Research on fusing improved A* and adaptive DWA path planning algorithms

Abstract

Abstract To satisfy the performance requirements of robot path planning, an algorithm combining the improved A* algorithm and the improved Dynamic Window Approach (DWA) is proposed, which results in shorter path lengths, improved search efficiency, and path smoothness. Aiming at the challenges of the traditional A* algorithm in complex scenarios, a new heuristic function based on Manhattan and diagonal is designed, and then weights are dynamically assigned to obtain the global shortest path and the least search time. Then, an improved search strategy based on 8-neighborhoods is proposed, which improves the search efficiency and reduces the time consumption of the traditional 8-neighborhood 8-direction search method by dynamically assigning the optimal search direction of the current node.

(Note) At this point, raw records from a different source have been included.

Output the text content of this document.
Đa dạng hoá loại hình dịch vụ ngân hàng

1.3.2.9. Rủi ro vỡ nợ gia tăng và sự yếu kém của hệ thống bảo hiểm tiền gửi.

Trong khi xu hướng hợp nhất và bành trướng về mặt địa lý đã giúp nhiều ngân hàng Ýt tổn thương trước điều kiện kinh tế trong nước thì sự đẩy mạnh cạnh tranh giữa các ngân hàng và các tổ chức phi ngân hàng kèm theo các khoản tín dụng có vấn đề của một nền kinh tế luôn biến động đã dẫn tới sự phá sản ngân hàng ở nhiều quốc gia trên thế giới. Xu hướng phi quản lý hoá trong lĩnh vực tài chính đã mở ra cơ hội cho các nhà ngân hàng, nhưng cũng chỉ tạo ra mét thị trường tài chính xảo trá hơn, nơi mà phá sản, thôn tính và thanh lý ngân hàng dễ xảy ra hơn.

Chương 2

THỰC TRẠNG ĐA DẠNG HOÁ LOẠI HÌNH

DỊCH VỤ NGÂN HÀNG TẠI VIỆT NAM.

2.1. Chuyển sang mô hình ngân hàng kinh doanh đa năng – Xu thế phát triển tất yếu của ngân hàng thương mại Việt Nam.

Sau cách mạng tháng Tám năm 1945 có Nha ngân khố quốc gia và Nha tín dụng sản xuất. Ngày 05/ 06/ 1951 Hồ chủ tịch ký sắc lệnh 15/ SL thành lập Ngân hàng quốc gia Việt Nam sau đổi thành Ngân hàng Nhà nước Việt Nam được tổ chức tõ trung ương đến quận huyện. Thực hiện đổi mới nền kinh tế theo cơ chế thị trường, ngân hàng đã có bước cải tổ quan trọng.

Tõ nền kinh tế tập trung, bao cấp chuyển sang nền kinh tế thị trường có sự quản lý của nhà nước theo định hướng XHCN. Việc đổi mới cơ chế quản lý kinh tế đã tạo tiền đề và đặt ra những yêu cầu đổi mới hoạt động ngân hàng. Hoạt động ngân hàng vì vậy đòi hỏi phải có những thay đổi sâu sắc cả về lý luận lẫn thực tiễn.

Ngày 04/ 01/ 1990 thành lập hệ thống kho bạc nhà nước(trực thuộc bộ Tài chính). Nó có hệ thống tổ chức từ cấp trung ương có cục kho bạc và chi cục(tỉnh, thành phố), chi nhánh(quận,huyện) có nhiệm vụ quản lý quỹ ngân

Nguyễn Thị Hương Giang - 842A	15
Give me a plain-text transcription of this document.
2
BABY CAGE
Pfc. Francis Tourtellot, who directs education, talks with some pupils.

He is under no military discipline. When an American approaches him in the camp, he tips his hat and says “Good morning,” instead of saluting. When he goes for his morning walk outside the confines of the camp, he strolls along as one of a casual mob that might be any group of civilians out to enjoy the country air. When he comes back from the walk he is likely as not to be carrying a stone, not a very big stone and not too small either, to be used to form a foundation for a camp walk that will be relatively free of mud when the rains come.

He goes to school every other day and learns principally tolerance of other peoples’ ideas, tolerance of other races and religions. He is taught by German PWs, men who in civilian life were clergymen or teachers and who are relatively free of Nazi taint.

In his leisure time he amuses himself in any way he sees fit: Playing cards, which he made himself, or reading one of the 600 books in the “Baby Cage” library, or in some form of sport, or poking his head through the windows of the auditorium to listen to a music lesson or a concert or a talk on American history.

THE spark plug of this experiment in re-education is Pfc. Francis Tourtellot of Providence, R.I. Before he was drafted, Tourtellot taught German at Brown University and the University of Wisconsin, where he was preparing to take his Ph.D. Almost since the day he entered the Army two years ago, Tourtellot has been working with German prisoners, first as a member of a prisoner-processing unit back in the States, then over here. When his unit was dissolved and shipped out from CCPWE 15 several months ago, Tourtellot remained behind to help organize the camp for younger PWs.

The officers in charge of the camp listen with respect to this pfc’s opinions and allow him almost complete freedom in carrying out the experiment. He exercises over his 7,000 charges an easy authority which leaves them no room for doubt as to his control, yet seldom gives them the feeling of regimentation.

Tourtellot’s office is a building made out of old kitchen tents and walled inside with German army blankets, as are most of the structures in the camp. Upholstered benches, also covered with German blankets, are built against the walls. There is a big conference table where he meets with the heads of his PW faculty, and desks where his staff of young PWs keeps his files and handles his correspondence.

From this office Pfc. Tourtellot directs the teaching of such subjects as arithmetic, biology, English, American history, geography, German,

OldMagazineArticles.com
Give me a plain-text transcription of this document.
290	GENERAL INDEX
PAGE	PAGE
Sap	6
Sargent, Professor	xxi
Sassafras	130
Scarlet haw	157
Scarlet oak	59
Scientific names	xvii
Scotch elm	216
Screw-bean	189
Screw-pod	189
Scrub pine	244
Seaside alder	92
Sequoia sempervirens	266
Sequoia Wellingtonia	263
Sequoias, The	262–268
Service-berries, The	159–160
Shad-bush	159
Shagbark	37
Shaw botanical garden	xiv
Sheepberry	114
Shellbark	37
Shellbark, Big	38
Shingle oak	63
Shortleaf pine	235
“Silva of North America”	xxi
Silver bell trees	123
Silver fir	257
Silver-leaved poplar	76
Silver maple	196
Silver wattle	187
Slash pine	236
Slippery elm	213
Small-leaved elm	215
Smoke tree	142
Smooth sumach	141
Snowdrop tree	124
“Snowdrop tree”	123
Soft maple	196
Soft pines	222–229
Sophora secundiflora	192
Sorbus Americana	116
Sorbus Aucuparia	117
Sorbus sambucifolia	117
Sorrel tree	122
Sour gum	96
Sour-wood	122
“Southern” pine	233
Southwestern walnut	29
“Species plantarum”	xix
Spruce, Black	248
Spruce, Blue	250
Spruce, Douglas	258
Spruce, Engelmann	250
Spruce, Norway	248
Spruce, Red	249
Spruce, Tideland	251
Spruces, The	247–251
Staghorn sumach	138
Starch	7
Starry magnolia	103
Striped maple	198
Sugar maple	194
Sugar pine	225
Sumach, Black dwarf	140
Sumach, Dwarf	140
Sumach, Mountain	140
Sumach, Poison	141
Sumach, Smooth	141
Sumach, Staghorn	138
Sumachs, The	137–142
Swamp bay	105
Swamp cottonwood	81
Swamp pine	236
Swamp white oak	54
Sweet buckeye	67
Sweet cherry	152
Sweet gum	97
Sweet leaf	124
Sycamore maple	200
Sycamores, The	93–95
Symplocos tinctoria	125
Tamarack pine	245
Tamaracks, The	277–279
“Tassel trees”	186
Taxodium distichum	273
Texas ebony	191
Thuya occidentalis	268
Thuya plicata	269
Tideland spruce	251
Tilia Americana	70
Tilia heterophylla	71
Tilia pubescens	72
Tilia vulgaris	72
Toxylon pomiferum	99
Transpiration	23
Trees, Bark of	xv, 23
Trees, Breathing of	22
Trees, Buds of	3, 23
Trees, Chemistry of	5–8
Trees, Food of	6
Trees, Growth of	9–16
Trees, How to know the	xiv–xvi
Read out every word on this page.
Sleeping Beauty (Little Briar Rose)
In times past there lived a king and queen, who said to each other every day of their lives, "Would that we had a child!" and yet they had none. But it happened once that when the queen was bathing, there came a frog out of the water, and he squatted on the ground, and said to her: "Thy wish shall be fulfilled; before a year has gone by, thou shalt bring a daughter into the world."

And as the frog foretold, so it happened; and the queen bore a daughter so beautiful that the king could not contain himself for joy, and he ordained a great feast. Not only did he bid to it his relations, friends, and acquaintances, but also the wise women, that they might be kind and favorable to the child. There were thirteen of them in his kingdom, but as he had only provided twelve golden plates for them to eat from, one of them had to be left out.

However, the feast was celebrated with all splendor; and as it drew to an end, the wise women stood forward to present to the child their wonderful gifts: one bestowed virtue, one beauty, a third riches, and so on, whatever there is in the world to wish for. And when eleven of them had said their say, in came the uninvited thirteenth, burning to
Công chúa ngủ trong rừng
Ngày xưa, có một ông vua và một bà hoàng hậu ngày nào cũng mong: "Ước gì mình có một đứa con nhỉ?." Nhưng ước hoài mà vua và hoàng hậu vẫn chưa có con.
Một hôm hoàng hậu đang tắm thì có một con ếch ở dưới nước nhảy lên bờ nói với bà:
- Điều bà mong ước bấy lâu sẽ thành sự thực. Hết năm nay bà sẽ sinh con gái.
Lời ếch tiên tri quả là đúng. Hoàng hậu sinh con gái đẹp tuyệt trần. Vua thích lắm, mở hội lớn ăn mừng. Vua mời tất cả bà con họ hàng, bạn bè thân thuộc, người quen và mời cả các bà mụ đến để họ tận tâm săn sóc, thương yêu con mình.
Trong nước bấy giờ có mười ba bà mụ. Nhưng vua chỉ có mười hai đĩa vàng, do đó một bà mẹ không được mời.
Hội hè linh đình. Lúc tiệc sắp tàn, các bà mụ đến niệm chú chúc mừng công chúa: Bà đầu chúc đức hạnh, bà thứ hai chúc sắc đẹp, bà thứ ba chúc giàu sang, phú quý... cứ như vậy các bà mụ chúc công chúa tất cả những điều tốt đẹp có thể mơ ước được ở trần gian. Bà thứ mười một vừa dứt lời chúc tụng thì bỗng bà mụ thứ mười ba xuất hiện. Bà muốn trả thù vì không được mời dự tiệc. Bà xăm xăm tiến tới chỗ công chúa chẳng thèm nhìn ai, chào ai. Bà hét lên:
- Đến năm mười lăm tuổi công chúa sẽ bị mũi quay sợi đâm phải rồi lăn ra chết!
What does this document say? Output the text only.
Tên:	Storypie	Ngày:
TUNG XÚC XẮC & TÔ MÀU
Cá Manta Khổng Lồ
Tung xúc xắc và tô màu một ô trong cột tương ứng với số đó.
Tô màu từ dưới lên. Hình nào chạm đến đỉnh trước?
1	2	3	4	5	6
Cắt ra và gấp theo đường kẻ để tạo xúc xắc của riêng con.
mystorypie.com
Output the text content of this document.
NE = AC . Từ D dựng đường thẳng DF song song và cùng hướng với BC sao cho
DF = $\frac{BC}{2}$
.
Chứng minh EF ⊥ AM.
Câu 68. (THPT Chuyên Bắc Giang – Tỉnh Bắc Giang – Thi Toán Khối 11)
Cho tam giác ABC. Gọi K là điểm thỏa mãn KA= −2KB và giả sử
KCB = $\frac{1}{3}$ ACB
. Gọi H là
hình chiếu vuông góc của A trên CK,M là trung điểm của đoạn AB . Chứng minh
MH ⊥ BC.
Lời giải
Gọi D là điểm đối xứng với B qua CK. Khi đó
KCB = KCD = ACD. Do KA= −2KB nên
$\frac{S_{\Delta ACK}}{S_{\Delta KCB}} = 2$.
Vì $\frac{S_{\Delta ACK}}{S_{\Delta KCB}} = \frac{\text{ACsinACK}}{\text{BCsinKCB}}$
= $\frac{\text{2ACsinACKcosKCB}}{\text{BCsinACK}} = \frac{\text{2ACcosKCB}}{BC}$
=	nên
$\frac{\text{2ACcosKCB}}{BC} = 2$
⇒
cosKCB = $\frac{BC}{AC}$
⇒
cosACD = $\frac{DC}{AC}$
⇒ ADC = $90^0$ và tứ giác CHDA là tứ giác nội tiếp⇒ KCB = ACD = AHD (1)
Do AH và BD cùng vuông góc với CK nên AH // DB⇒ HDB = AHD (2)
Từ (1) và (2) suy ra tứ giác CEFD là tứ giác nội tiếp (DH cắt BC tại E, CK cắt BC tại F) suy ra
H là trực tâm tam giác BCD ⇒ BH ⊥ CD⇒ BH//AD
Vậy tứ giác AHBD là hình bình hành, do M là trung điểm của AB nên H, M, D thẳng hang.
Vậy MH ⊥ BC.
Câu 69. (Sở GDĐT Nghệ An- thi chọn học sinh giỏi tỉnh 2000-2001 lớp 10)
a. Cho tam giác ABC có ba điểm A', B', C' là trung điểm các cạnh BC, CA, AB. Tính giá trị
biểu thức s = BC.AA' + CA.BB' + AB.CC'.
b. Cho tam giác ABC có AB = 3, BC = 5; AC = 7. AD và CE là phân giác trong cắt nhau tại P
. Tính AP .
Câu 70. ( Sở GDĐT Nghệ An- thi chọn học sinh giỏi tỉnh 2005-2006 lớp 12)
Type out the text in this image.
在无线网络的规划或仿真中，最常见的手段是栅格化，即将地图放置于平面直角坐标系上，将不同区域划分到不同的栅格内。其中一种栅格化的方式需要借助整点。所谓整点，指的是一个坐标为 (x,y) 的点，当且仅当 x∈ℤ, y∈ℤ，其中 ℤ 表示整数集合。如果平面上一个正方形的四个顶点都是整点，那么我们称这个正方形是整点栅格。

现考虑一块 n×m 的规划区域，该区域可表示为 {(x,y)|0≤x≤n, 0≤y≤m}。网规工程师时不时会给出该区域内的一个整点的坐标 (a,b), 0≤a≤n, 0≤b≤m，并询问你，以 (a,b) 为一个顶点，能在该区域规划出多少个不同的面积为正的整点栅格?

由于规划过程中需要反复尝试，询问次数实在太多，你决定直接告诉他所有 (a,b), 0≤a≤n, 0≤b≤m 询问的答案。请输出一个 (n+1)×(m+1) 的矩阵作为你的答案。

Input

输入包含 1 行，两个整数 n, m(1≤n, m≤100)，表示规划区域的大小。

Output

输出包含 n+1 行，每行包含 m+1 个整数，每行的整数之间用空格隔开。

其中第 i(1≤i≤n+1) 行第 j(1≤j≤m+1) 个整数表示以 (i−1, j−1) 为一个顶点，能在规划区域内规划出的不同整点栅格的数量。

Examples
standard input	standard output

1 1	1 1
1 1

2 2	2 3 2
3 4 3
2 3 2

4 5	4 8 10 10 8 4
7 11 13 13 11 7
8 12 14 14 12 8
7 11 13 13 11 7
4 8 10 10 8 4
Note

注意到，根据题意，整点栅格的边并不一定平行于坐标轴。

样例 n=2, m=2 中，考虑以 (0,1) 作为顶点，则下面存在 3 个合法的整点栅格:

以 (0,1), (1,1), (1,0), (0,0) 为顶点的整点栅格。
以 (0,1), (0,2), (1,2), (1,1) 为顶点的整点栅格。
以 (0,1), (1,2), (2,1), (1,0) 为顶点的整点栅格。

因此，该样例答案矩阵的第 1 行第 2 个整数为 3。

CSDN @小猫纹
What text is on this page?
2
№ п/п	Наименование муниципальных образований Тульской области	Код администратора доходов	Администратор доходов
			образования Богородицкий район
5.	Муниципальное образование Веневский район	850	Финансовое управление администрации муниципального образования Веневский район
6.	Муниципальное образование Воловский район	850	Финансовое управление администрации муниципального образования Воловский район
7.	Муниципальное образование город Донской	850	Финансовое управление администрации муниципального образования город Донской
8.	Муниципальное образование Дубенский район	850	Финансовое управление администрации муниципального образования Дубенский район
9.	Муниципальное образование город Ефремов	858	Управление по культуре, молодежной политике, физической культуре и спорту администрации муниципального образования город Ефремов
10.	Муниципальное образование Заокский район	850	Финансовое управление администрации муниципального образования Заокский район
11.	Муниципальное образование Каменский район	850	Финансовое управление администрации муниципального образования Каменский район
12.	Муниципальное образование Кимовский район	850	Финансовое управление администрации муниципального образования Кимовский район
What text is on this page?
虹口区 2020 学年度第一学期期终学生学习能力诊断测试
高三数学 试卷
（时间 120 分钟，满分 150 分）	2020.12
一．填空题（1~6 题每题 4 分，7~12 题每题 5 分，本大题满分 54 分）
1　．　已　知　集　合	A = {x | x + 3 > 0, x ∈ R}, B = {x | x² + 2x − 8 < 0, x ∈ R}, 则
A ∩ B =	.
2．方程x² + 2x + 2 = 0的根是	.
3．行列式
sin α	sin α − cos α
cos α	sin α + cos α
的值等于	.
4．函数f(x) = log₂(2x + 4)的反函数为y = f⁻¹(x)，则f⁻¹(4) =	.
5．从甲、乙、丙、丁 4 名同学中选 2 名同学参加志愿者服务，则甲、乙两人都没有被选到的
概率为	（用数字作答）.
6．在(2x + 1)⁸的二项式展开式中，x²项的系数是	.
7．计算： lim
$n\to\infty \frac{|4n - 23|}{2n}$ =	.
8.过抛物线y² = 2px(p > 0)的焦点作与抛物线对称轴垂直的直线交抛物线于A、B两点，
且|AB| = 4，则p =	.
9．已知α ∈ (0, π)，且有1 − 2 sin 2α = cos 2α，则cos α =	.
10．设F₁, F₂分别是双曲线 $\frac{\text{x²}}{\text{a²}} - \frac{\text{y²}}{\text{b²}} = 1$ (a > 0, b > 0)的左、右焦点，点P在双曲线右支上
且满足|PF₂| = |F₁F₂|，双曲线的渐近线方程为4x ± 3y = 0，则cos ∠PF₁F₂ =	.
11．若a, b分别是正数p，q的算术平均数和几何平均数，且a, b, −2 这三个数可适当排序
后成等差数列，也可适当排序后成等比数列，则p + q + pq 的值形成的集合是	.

On the other hand, the traditional DWA algorithm faces some challenges, such as the paths are not globally optimal, the path planning may fail or path length may increase, the azimuthal coefficient is rigid, and the algorithm is computationally intensive. For these problems, a keypoint densification strategy is proposed to modify the deflected paths, adaptively adjust the azimuth function coefficients, and limit the range of the obstacle distance function. Finally, the proposed improved A* algorithm and fusion algorithm are compared with the existing methods. The simulation results under the ROS system show that the improved A* algorithm can generate the shortest global path in complex environments, the average path length is reduced by 3.95%, and the average path searching time is shortened by 21.62%. For the fused algorithm, the average path length and the average runtime are reduced by 5.95% and 8.7% in the moving obstacles environment.